After one year there are just four survivors. After arriving in this new world, the men are soon faced with disease, a lack of navigational competence, starvation, and resistance from the indigenous tribes. Mustafa, now known by his slave name Estebanico, is one of them. That same year the conquistador Panfilo de Narvaez, together with 600 crew, sailed for what is now known as the Gulf Coast in the United States. There's a certain irony about this, as Mustafa had been involved in the slave trade himself before his life collapsed around him. The year is 1527, and this once wealthy Moroccan trader has sold himself to a Spanish captain in order that his family may eat. In Laila Lalami's deft hands, Estebanico's memoir illuminates the ways in which stories can transmigrate into history, even as storytelling can offer a chance at redemption and survival.Mustafa ibn Muhammad is about to discover how fragile are the threads that tie together the fabric of our lives. As this dramatic chronicle unfolds, we come to understand that, contrary to popular belief, black men played a significant part in New World exploration, and that Native American men and women were not merely silent witnesses to it. The Moor's Account brilliantly captures Estebanico's voice and vision, giving us an alternate narrative for this famed expedition. These four survivors would go on to make a journey across America that would transform them from proud conquistadores to humble servants, from fearful outcasts to faith healers.

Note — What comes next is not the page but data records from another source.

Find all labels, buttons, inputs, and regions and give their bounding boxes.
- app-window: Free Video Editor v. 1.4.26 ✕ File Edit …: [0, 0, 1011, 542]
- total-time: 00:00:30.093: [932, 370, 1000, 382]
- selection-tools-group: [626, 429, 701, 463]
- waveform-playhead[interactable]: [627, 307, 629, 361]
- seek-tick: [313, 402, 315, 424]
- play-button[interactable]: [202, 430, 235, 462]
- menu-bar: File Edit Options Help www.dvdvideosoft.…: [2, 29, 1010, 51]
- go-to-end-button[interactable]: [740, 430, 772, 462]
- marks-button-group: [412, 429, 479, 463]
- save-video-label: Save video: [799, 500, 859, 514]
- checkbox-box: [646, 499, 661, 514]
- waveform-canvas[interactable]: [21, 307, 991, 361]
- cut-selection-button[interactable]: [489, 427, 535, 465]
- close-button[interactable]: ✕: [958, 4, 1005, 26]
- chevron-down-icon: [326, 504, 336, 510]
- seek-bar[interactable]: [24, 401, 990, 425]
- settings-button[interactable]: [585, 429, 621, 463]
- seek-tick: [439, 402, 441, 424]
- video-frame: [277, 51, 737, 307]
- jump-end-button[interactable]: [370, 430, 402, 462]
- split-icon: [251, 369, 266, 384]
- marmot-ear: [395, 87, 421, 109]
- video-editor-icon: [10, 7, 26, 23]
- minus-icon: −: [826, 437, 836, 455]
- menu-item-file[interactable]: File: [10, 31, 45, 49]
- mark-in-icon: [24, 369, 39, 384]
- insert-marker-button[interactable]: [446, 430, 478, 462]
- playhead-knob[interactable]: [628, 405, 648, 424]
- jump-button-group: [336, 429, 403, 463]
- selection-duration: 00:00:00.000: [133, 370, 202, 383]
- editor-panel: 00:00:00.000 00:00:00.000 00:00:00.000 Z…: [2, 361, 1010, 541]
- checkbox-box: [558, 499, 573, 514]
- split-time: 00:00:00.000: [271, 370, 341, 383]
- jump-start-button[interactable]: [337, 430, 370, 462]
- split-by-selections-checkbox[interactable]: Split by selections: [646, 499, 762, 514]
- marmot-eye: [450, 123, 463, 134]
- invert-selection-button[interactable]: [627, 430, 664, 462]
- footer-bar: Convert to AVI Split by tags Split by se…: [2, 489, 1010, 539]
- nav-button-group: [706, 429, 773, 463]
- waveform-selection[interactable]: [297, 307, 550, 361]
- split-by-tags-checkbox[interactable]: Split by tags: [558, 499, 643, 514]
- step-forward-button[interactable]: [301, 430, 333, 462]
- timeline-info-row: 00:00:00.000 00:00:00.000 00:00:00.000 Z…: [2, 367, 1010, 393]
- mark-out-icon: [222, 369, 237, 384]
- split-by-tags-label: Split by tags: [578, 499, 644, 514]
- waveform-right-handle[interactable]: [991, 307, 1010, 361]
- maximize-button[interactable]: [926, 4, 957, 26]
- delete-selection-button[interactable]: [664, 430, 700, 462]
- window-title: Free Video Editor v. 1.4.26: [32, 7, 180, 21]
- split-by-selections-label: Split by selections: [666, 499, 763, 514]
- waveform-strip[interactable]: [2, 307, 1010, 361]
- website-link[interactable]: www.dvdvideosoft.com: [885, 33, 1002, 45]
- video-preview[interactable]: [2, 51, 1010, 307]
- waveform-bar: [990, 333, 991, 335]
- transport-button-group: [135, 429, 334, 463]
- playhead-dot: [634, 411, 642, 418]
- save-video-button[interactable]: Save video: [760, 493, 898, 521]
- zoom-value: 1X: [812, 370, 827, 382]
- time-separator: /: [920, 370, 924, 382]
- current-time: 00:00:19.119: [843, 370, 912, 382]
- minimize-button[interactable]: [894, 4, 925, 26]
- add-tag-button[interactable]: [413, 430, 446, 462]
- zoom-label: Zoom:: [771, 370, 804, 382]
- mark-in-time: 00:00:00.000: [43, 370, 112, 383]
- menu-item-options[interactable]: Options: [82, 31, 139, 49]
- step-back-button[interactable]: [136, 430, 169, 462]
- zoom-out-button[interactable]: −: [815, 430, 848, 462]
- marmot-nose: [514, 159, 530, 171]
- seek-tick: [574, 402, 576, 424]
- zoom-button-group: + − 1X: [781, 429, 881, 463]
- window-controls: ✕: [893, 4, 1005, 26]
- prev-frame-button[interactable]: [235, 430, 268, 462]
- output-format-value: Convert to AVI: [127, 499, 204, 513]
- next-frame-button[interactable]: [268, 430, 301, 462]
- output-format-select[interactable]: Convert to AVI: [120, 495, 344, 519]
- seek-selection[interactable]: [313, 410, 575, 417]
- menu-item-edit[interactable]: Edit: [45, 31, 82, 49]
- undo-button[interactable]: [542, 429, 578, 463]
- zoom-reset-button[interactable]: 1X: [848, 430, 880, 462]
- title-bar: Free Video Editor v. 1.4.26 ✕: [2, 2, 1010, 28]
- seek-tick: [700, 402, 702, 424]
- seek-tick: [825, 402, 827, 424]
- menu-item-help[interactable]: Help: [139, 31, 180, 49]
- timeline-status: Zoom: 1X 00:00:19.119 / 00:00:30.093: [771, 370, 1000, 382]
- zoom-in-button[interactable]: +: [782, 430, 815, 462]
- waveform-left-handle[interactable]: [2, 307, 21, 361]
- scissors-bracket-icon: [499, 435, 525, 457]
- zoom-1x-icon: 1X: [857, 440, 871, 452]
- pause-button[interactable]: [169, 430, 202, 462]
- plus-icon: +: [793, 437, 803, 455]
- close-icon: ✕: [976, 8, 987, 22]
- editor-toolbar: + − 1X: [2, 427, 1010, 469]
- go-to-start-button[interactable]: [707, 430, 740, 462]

Within a year there were only four survivors: the expedition's treasurer, Cabeza de Vaca a Spanish nobleman named Alonso del Castillo a young explorer named Andrés Dorantes and Dorantes's Moroccan slave, Mustafa al-Zamori, whom the other three Spaniards called Estebanico. His goal was to claim what is now the Gulf Coast of the United States for the Spanish crown and, in the process, become as wealthy and famous as Hernán Cortés.īut from the moment the Narváez expedition landed in Florida, it faced peril-navigational errors, disease, starvation, as well as resistance from indigenous tribes. In 1527, the conquistador Pánfilo de Narváez sailed from the port of Sanlúcar de Barrameda with a crew of six hundred men and nearly a hundred horses. In this stunning work of historical fiction, Laila Lalami brings us the imagined memoirs of the first black explorer of America, a Moroccan slave whose testimony was left out of the official record.